We meet them in California Shakespeare Theater's sparkling presentation of "Private Lives," adroitly directed by Mark Rucker. Played by Stephen Barker Turner and Diana Lamar, Elyot and Amanda have married new spouses five years after divorce ended their rancorous marriage. By coincidence, the two honeymooning couples have gone to the same hotel, where Elyot and Amanda encounter each other on their adjoining balconies. It seems both have traded the tumult of their relationship for calmer, more sedate marriages to younger people -- he to Sibyl (Sarah Nealis) and she to Victor (Jud Williford). It doesn't take long for them to realize the spark of love still burns bright, so they run off together to Paris that very night. Despite their best efforts to control their tempers, though, it also doesn't take long for them to launch into full battle mode -- albeit punctuated by romantic interludes.
The four actors easily navigate Coward's witty script. Turner and Lamar make Elyot and Amanda's sharp mood swings both believable and humorous -- all loving one minute and fiercely fighting the next. Nealis and Williford capture the love they feel for their characters' mates and their frustration at realizing they'll never measure up. The cast is completed by Liam Vincent as the French-speaking servant, Louis.
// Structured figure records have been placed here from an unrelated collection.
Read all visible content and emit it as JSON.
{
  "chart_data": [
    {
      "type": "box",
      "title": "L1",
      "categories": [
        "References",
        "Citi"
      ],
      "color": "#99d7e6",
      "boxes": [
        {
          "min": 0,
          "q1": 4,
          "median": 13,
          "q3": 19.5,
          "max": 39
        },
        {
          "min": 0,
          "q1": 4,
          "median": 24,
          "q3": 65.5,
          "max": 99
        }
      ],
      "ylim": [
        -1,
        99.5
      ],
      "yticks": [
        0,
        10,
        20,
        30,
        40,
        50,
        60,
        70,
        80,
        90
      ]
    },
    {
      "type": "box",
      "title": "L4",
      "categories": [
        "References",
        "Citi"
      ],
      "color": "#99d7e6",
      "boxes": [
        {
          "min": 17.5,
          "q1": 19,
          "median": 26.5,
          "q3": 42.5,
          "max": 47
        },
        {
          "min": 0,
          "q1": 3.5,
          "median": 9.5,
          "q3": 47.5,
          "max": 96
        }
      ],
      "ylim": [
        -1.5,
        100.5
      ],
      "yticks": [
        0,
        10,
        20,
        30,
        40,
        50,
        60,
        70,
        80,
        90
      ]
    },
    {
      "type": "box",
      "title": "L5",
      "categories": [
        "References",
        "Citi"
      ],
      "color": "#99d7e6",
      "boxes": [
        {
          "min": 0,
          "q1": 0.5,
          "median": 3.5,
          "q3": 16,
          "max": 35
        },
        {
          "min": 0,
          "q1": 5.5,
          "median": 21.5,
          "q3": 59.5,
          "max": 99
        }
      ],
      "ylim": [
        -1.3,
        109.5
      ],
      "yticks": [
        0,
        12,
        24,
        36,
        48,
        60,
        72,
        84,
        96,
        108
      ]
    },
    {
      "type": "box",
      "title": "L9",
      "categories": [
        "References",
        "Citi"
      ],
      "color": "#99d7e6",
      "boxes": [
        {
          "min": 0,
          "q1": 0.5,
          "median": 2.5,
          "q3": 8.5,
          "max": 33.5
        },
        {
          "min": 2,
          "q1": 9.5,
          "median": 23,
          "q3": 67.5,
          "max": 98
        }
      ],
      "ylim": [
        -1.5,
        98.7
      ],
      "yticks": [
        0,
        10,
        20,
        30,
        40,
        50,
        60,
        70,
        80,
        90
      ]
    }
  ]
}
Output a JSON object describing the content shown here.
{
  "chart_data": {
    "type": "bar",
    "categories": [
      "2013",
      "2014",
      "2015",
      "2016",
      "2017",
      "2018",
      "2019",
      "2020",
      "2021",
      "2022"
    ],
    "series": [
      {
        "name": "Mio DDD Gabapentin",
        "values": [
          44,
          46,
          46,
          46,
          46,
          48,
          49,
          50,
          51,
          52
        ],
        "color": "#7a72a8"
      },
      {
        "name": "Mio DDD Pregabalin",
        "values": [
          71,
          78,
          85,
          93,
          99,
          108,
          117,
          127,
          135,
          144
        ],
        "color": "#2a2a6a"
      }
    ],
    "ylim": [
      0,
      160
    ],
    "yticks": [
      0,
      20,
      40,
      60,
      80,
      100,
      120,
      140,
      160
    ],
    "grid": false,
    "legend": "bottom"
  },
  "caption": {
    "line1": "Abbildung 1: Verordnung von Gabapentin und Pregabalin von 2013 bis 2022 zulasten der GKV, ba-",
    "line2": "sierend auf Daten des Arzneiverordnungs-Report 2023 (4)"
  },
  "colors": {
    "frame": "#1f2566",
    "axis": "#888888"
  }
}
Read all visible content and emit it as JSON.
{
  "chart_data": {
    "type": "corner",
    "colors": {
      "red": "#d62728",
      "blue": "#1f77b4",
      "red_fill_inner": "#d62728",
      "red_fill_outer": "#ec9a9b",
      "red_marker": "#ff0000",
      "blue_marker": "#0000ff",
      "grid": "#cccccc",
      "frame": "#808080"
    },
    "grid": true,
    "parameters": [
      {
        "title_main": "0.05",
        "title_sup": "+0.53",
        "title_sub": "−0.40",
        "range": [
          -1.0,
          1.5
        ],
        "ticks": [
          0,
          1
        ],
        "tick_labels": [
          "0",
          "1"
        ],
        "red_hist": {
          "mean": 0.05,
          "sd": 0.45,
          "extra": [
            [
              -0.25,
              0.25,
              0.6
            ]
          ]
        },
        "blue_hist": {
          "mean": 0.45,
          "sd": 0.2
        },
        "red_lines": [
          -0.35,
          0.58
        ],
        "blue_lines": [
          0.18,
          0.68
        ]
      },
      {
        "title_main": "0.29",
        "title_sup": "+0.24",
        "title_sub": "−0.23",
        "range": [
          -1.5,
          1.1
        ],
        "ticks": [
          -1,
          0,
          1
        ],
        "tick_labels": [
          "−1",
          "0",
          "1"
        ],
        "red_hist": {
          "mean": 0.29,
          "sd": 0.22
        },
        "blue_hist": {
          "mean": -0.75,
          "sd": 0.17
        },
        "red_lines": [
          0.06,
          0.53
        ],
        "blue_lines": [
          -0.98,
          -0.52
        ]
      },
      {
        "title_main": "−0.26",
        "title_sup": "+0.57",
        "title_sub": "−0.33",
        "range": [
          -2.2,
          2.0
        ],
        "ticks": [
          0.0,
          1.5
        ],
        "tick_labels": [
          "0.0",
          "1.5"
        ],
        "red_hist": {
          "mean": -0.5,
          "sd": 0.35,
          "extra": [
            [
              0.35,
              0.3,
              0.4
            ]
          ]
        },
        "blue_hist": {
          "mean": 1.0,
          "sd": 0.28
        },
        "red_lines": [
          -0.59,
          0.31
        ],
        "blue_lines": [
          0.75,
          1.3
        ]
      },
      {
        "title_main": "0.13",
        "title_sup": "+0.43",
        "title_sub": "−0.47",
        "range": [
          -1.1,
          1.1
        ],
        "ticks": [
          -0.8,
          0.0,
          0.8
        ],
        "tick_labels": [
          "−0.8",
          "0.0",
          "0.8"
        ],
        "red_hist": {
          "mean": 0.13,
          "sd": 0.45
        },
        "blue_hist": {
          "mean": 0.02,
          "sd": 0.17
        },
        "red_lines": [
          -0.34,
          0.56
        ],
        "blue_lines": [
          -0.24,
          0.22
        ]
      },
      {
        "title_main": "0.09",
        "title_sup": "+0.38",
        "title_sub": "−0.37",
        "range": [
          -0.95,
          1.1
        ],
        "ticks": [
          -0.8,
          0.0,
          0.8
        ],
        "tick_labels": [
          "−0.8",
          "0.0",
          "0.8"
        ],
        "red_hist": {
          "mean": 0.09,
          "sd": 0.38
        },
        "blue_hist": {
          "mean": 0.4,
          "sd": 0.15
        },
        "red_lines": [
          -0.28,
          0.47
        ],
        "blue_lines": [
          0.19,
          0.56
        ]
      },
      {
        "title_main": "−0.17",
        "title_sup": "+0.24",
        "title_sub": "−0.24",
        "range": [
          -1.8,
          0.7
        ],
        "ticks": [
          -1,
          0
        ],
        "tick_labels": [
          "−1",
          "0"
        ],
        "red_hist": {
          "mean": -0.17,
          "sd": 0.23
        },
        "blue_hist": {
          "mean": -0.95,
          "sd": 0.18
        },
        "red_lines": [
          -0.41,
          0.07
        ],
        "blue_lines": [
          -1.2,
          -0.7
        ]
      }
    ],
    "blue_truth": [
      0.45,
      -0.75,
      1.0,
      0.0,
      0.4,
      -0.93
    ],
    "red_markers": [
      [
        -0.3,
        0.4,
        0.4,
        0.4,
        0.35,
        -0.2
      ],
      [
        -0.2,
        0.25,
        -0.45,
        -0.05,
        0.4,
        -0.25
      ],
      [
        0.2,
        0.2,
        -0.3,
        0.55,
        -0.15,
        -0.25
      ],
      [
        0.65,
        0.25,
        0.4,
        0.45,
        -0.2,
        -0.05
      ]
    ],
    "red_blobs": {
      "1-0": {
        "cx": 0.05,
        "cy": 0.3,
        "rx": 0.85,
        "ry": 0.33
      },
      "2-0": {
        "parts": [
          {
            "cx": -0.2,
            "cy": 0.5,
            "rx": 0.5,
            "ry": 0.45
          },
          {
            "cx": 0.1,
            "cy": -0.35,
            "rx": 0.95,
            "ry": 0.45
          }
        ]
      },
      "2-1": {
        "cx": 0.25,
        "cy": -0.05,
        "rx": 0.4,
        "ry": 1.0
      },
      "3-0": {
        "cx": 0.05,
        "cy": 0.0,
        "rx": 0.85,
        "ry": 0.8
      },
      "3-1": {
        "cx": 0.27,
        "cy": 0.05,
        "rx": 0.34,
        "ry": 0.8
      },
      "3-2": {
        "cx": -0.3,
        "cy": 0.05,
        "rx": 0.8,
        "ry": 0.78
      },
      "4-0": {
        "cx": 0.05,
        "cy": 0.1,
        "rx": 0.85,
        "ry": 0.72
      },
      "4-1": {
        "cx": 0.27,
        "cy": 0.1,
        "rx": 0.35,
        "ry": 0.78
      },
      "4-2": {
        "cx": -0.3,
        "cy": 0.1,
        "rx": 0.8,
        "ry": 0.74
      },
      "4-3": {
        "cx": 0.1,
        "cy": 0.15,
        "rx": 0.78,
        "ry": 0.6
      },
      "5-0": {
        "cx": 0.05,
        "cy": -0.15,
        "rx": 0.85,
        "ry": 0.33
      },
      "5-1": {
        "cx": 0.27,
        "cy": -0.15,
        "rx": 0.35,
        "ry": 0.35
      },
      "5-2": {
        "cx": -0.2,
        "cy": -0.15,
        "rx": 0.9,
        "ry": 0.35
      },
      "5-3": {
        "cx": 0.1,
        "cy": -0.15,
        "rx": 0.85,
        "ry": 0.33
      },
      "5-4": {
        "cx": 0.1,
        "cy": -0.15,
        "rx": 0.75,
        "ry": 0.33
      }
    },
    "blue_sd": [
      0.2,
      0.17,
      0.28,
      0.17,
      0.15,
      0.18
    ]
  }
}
The actors seemed undaunted by the weather on opening night, when rain fell for about 20 minutes at the start of Act 1 and a gorgeous double rainbow competed with them and Katherine Roth's elegant costumes for the audience's attention. Nor did they appear more than momentarily startled in Act 3, when a gust of wind blew open a section of the set (designed by Annie Smart with lighting by Scott Zielinski) serving as the door to the Paris apartment. Jeff Mockus' sound design included music from the time, including a recording of Coward himself singing "Someday I'll Find You," a song that has romantic meaning for Elyot and Amanda.
Despite the natural elements, all of the theatrical elements add up to a most enjoyable evening of theater.